See also: 5 things to know about Fitbit before its IPO

While health and wellness is a multigenerational trend, Cohen said the biggest surge in studio classes was happening among millennials. Although they have been hit hard by the recession, these young consumers are paying more for the in-store experience.

“Millennials aren’t cheap, they’re frugal,” said Matt Powell, sports industry analyst at The NPD Group. “They are willing to spend the money if they find value.”

And a trip to the gym is more than just fitting in with a healthy lifestyle.

“When you’re in a classroom, you see the same people week after week. It’s becoming more of a social phenomenon, ”he said.

It’s a phenomenon that Jennifer Vaughan Maanavi, founder and CEO of Physique 57, a boutique fitness company that incorporates a ballet barre into her workout, put at the center of her experience.

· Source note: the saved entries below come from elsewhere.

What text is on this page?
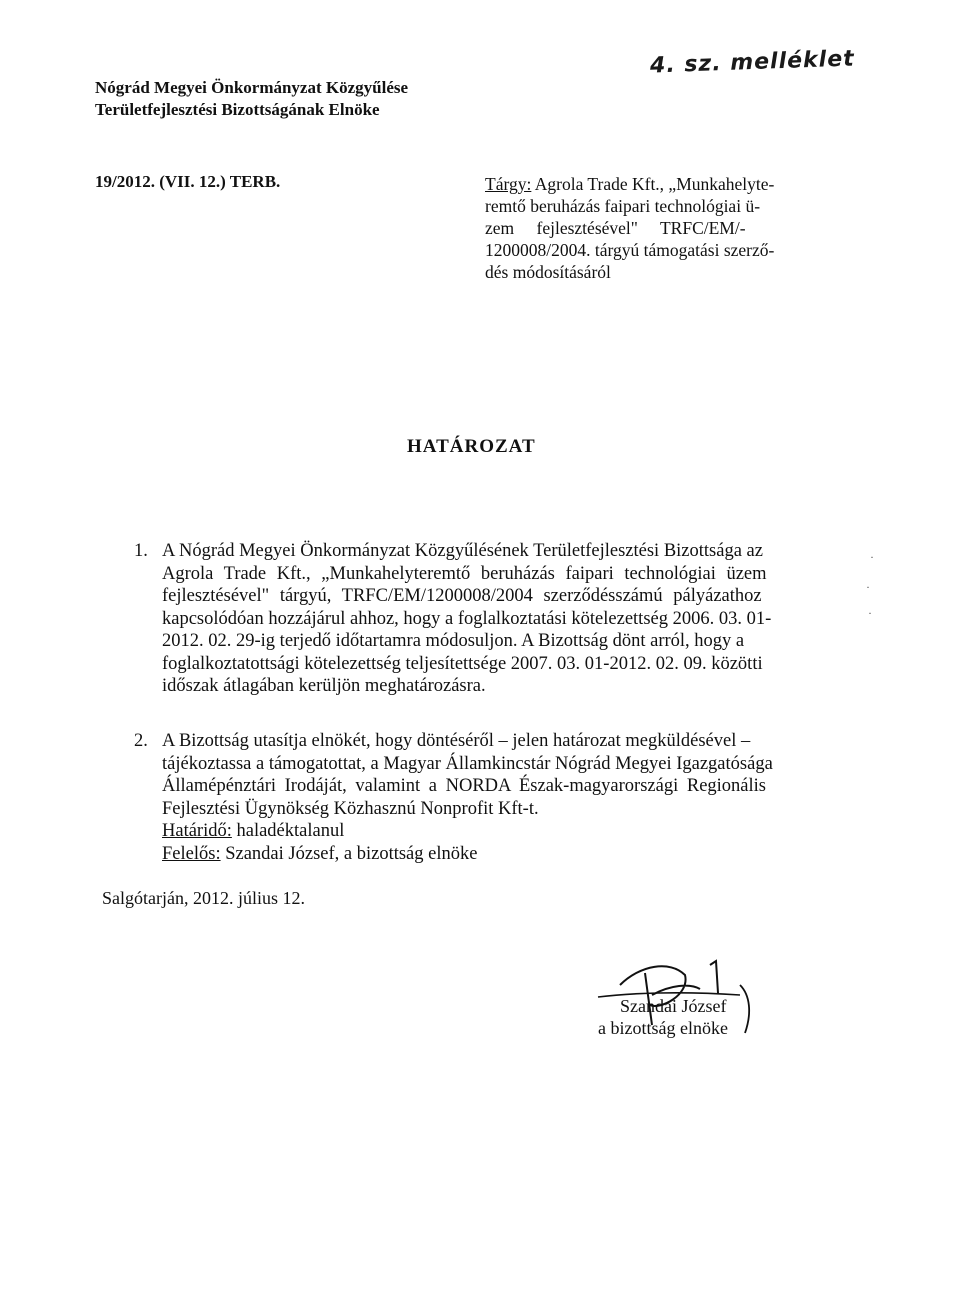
Nógrád Megyei Önkormányzat Közgyűlése
Területfejlesztési Bizottságának Elnöke
4. sz. melléklet
19/2012. (VII. 12.) TERB.	Tárgy: Agrola Trade Kft., „Munkahelyte-
remtő beruházás faipari technológiai ü-
zem fejlesztésével" TRFC/EM/-
1200008/2004. tárgyú támogatási szerző-
dés módosításáról
HATÁROZAT
1. A Nógrád Megyei Önkormányzat Közgyűlésének Területfejlesztési Bizottsága az
Agrola Trade Kft., „Munkahelyteremtő beruházás faipari technológiai üzem
fejlesztésével" tárgyú, TRFC/EM/1200008/2004 szerződésszámú pályázathoz
kapcsolódóan hozzájárul ahhoz, hogy a foglalkoztatási kötelezettség 2006. 03. 01-
2012. 02. 29-ig terjedő időtartamra módosuljon. A Bizottság dönt arról, hogy a
foglalkoztatottsági kötelezettség teljesítettsége 2007. 03. 01-2012. 02. 09. közötti
időszak átlagában kerüljön meghatározásra.
2. A Bizottság utasítja elnökét, hogy döntéséről – jelen határozat megküldésével –
tájékoztassa a támogatottat, a Magyar Államkincstár Nógrád Megyei Igazgatósága
Államépénztári Irodáját, valamint a NORDA Észak-magyarországi Regionális
Fejlesztési Ügynökség Közhasznú Nonprofit Kft-t.
Határidő: haladéktalanul
Felelős: Szandai József, a bizottság elnöke
Salgótarján, 2012. július 12.
Szandai József
a bizottság elnöke
·
·
·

“In a small studio, everyone from the instructor to the studio manager to the front desk staff can really build a relationship with the client and clients can build a relationship with each other and that is also what in my opinion keeps our customers coming back, ”Maanavi said. in an email. “I love it when customers say, ‘This is my happy place. “”

But at the end of the day, these facilities must provide more than just a sense of well-being.

“We continually like to modernize and respond to current trends to maintain customer engagement, but above all else, Physique 57 must deliver the desired physical results that we are known for and which form the foundation of our program,” said Maanavi. . “Our claim is that clients see results in as little as eight workouts, so everything we do must deliver on that promise.”